An experiment by a journalist revealed how advanced the technologies are for virtual representation of a person and how with their help not only his relatives but also bank identification systems can be fooled.
Joanna Stern, a columnist for the Wall Street Journal, tried to understand how natural a digital avatar of a person could be, created using advanced algorithms based on generative artificial intelligence. The result of the experiment turned out to be frightening, as the digital clone of Joanna was able to fool her relatives and cheat the voice identification system of a bank.
To create her virtual avatar, Joanna uses the tool Synthesia, which is positioned by the developers as a service for creating a talking digital avatar based on video and audio recordings of real people. After creating an avatar, the user can enter any text that the virtual clone obediently repeats. As source material for training the algorithm, Joanna used 30 minutes of video and about two hours of audio recordings with her voice.
Startup Synthesia charges customers $1,000 a year to create and maintain a virtual avatar, plus an additional monthly fee. In a few weeks, Joanna’s digital clone is ready, after which she begins to test it.

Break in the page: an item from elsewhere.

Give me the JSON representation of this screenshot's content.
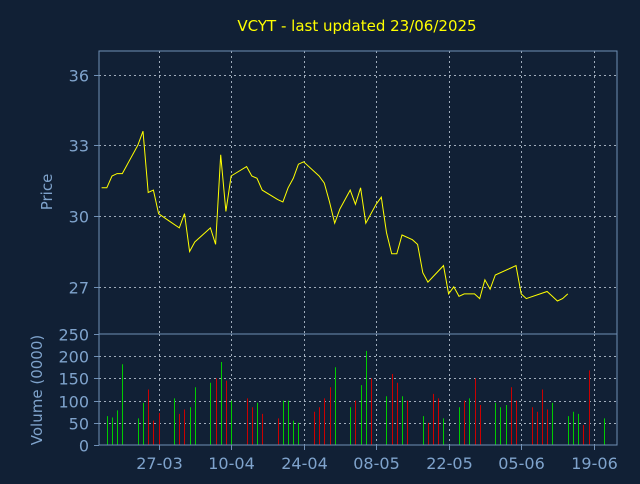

Joanna generates text for the video app TikTok for iOS using ChatGPT and uploads it to Synthesia, after which the avatar creates the finished video. When she sees him, Joanna is stunned – as if she were looking at her own reflection in the mirror.
However, at this stage, the technology is not completely perfect. While the avatar appears convincing enough when playing short sentences, longer phrases show that they were not spoken by a human. Not all TikTok users are careful, but some notice that a video created using a virtual avatar looks unnatural.
A similar issue occurred when trying to use a digital avatar in Google Meet video calls. Due to the poor playback quality of long sentences, the avatar maintains a perfect pose at all times and practically does not move.
However, video avatars will undoubtedly become more sophisticated in the near future. There are already several betas in Synthesia’s system that can nod their heads, raise and lower their eyebrows, and perform some other human movements.
After testing the capabilities of the video avatar, Joanna decided to try out a voice clone created using ElevenLabs’ generative AI algorithm. It takes about 90 minutes for the voice recordings to be uploaded to the service, and in less than two minutes the voice clone is ready. The audio avatar can play any text with the user’s voice. ElevenLabs charges customers $5 per month to create a voice clone.
Compared to Synthesia’s video avatar, the audio clone looks more like a real person. It adds intonation to the speech and the reproduction of the text itself becomes smoother.
Joanna called her sister first and used a voice clone to communicate with her. The nurse didn’t notice the ruse right away, but after a while she sensed that the voice clone wasn’t pausing to catch her breath. Joanna then calls her father asking him to remind her of her social security number. However, he gets the trick because Joanna’s voice sounds like a recording.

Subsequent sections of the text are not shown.